The landscape around the Royal Crematorium is decorated with white tiles and gold walls to represent the four continents: Uttarakuru Thawip in the north, Purvavideha in the east, Jambu Thawip in the south, and Aparagodaniya in the west.
Four ponds with yellow lotuses have been created around the ceremonial ground.
The base of the crematorium simulates the Anodard Pond (Heavenly Pond), inspired by the mural painting of Wat Suthat Theppawararam. It is home to auspicious animals such as 10 species of elephants in the north, four breeds of horses in the west, four types of Singha (lion) in the east, and seven types of cows in the south. There are also sculptures of mythical creatures from the Himmaphan Forest.
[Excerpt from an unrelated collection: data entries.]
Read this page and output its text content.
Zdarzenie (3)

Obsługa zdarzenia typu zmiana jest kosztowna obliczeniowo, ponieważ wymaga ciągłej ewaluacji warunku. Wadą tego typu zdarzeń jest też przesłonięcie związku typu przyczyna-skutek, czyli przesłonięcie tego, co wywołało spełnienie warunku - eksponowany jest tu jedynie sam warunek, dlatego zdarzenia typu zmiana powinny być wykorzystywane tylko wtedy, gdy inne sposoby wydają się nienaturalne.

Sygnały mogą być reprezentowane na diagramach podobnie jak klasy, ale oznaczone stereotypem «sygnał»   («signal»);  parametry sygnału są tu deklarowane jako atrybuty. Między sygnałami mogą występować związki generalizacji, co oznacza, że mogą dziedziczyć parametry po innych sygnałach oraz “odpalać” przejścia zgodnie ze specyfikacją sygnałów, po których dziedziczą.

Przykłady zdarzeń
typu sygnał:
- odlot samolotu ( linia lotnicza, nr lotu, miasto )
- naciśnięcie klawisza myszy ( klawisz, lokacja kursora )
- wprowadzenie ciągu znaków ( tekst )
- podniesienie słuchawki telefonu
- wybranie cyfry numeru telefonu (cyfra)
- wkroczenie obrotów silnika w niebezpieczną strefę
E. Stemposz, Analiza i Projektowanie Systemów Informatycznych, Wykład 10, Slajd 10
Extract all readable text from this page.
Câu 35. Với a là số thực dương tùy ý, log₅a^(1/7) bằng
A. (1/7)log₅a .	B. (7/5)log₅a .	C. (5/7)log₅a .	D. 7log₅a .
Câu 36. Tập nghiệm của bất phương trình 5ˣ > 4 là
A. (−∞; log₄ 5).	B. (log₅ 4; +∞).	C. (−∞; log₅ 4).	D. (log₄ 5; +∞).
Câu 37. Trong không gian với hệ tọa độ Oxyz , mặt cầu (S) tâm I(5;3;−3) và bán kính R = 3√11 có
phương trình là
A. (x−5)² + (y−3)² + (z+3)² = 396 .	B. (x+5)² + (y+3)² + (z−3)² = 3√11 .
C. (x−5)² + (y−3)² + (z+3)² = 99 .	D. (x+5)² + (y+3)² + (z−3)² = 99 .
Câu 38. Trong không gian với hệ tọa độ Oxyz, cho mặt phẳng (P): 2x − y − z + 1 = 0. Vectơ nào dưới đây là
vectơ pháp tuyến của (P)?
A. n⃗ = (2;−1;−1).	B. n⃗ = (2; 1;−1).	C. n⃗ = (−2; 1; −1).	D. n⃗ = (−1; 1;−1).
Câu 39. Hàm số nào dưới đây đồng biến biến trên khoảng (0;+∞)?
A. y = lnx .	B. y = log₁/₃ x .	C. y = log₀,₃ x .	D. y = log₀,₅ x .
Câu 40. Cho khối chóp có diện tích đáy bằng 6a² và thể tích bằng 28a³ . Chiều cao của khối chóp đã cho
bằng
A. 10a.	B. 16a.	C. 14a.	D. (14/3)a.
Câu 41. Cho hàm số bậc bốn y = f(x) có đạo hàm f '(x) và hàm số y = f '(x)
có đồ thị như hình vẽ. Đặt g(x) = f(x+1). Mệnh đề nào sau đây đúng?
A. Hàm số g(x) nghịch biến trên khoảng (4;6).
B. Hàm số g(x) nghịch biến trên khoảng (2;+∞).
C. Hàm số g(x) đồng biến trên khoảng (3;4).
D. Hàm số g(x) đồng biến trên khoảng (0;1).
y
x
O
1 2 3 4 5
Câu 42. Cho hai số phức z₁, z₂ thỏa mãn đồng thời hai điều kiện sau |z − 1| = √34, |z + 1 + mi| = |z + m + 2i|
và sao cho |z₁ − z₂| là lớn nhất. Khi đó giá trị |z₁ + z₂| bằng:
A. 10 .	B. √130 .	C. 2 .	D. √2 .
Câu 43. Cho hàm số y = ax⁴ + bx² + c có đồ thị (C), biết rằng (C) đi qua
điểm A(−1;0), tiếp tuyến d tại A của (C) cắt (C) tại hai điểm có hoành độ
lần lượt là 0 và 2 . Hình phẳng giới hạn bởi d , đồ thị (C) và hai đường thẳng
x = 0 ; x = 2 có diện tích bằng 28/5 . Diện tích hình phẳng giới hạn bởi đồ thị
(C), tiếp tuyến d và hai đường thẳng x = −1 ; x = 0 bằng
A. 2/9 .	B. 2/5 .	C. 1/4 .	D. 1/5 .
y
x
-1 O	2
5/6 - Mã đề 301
“The base of the royal crematorium is decorated with the Himmaphan Forest in line with Thai beliefs. We chose to represent the Anodard Pond to relate to water and the design is different from the royal crematoria of Her Royal Highness the Princess Mother and Her Royal Highness Princess Galyani Vadhana, which were adorned with stones and grass,” Phorntham says.
“The ground level pools have a water circulation system at each of the corners and we have used technology to create lighting effects for day and night and project water effects in emerald green.”